Contractor misclassification is a term used to describe the act of assigning someone to the wrong employment category. It often refers to employee misclassification, which occurs when a business classifies a worker as an independent contractor but treats them like an employee. This can lead to legal and financial risks for both the company and the worker.
Companies may intentionally or unintentionally misclassify workers to evade taxes and costs associated with employing a worker. Hiring an independent contractor is often more affordable than hiring an employee since companies do not need to pay compensation premiums, healthcare benefits, office space, and equipment costs or withhold income taxes, unemployment compensation, and unemployment taxes.
The tax regime in Nigeria, for instance provides for the PAYE (Pay As You Earn) and Withholding Tax under the personal Income Tax. We also have other forms of Taxes like the VAT (Value Added Tax) and Capital Gains Tax (CGT) etc. Ideally an employer is meant to deduct the appropriate tax rate for its employees as withholding tax; thereby holding a set amount of income tax from the employee's pay check. Such taxes are to be remitted to the appropriate Tax Authority. In other instances, independent contractors are also meant to remit taxes on the services they offer. In such instances where a 3rd party engages an independent contractor, the 3rd party may either withhold the taxes on such services and remit same to the tax authority, or, the independent contractor is paid the full sum and he or she remits taxes on his own (thereby shifting the liability to himself).
To determine if a worker is misclassified, businesses should look at the worker’s relationship with the company. Employees typically work for a single employer who has financial control over how they pay the worker. The employer withholds payroll taxes on the employee's salaries and directly supervises their work, controls the tools and equipment they use, and sets their work hours.
Independent contractors, on the other hand, are self-employed, often work for multiple clients at a time, and send invoices to get paid. They pay their own income tax and self-employment taxes since they are not on the company’s payroll. They choose their own tools, decide how to complete the work, and select their working hours.
Risks of Misclassification:
One of the primary risks associated with contractor misclassification is the risk of litigation. Workers who believe they have been misclassified may file a complaint with the Department of Labor or pursue legal action against the company. If the company is found to have misclassified workers, it may be required to pay back taxes and penalties, as well as provide back pay and benefits to the workers.

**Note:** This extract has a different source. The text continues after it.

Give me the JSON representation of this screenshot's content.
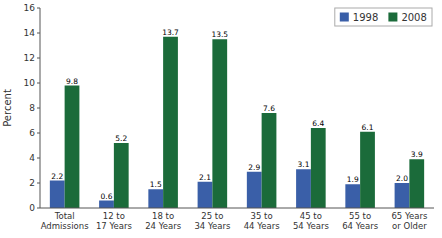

Another risk is the possibility of fines and penalties. Companies that misclassify workers may be subject to penalties and fines from the Department of Labor, the Internal Revenue Service, and other government agencies. These fines can be substantial, and they can quickly add up if a company has misclassified a large number of workers.
Misclassification can also damage a company's reputation. If workers feel that they have been treated unfairly or have been misclassified, they may speak out against the company on social media or other public platforms. This can damage the company's reputation and make it more difficult to attract and retain top talent.
To avoid contractor misclassification, companies should take steps to ensure that they are properly classifying their workers. This can include reviewing job descriptions, pay rates, and the level of control that the company has over the worker. Companies should also consult with legal counsel to ensure that they are in compliance with all relevant laws and regulations.
In a bid not to get caught in the trap of misclassification, an important factor is to clearly define the existence of an employment relationship or a mere relationship with an independent contractor. More interestingly, other than the Labour Act, no specific law sets out what factors would be considered in ascertaining whether an individual is an employee or an independent contractor.
However, in SS Co Ltd v Afropak (Nig) Ltd. ((2008) 18 NWLR 77 at p82) the Supreme Court prescribed the following criteria to provide guidance in making this determination:
i. The mode of payment (most times, the employee is paid a lump sum over a period of time, and not for each work done); ii. Ownership of the equipment, tools or instruments used in providing the services; iii. The ability to delegate duty; iv. The hours of work; v. The place where the work is carried out; and vi. The provision of office accommodation and a secretary.
One way to reduce the risk of misclassification is to use a third-party employer of record (EOR) service. EORs can handle the administrative and legal aspects of employing workers, including payroll, taxes, and benefits. This can help ensure that workers are properly classified and that the company is in compliance with all relevant laws and regulations.
The Labour Act remains the principal legislation for the regulation of employment contracts and relationships in Nigeria and it clearly defines the nature of an employment contract as reiterated in the suit in SS Co Ltd v Afropak (Nig) Ltd ((2008) 18 NWLR 77 at p82).
Contractor misclassification is a significant risk for businesses, and it can have serious legal and financial consequences. To avoid misclassification, companies should take steps to properly classify their workers and consult with legal counsel to ensure compliance with all relevant laws and regulations. There must also be a clear term of engagement that defines the scope of work and the extent of liability between parties. Using a third-party EOR service such as Cadana can also be an effective way to reduce the risk of misclassification and ensure compliance.